Loan Approval using Machine Learning Decision Tree

Built an interpretable decision tree model in R to predict loan approval outcomes, achieving 98% accuracy and strong performance on imbalanced data. Skills demonstrated: R, decision trees, classification modeling, class imbalance handling, stratified sampling, model evaluation, business interpretation, ethical ML awareness.

Stock Volatility Forecasting
Time-Series Regression

Built a time-series regression model to forecast stock market volatility using historical price data. I used Apple stock data from Yahoo Finance, engineered rolling volatility as the target variable, and trained a linear regression model to predict future volatility based on return behavior in python.

Numerical Solutions of Differential
Equations and Oscillations

Built a project that uses numerical modeling in Python to solve second-order differential equations describing oscillatory systems such as springs and electrical circuits. Euler’s and RK2 methods were implemented and evaluated for accuracy, stability, and error against exact solutions. Results showed that RK2 is more accurate and reliable, demonstrating a data-driven approach to modeling real-world dynamic systems.

Telco Customer Churn
Prediction Random Forest CLssification

Built a Random Forest classification model to predict customer churn using an 80/20 train-test split.
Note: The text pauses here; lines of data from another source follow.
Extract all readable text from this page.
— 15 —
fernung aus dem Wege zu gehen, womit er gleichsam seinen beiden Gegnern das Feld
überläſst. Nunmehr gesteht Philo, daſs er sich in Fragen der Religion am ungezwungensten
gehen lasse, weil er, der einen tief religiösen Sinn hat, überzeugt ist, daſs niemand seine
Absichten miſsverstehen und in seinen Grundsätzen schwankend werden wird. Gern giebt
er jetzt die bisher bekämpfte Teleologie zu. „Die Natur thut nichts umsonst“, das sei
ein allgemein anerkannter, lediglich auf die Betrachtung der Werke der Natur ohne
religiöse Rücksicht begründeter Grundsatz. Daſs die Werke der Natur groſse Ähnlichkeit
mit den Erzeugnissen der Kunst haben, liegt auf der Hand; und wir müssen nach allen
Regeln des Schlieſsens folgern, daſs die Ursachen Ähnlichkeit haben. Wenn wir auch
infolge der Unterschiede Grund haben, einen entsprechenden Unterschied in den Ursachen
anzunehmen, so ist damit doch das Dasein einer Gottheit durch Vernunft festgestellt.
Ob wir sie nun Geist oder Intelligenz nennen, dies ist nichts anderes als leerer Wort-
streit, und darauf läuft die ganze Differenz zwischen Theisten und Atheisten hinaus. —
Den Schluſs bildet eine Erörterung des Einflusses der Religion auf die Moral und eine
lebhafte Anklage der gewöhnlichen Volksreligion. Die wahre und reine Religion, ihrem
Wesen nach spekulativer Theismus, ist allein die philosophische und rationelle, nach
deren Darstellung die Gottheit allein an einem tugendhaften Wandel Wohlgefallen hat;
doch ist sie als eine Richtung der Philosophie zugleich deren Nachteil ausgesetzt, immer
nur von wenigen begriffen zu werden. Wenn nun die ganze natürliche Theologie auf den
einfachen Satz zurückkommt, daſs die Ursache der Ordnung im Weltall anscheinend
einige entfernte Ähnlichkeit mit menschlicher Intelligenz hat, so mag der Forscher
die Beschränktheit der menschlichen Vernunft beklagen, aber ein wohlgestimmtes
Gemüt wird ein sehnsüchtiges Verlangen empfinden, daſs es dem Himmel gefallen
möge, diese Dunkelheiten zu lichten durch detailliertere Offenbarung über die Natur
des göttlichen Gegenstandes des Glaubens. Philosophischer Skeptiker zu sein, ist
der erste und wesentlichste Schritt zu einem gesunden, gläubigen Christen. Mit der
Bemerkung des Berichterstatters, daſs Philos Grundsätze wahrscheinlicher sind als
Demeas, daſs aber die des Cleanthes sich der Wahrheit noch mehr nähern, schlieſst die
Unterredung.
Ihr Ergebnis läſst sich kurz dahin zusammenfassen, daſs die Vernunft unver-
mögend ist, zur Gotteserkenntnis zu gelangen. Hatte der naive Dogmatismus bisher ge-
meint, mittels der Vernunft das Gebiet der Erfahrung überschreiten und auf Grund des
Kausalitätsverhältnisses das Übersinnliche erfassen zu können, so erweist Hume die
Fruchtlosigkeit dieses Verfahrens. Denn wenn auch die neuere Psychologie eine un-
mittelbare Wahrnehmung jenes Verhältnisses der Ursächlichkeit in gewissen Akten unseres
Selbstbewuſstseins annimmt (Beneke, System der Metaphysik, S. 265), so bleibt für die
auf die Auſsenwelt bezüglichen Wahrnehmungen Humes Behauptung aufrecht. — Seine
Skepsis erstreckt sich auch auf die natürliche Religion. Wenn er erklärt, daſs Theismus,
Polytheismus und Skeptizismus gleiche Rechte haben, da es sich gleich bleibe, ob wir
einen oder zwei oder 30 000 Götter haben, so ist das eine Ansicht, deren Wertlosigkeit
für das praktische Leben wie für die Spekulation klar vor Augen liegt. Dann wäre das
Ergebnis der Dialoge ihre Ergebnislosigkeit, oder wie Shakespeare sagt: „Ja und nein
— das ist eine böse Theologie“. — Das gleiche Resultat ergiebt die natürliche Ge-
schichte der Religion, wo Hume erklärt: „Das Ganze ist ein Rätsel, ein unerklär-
Implemented proper data leakage removal and addressed class imbalance using ROSE resampling. Evaluated model performance using accuracy and ROC-AUC. Identified key churn drivers including contract type, tenure, and monthly charges to provide actionable business insights.

Olist Ecommerce
using PostgreSQL

Built an end-to-end E-commerce SQL analytics project featuring database schema design, data cleaning, constraints, indexing, and advanced business intelligence queries. Includes revenue analysis, customer lifetime value, cohort retention, ranking functions, and performance optimization using PostgreSQL.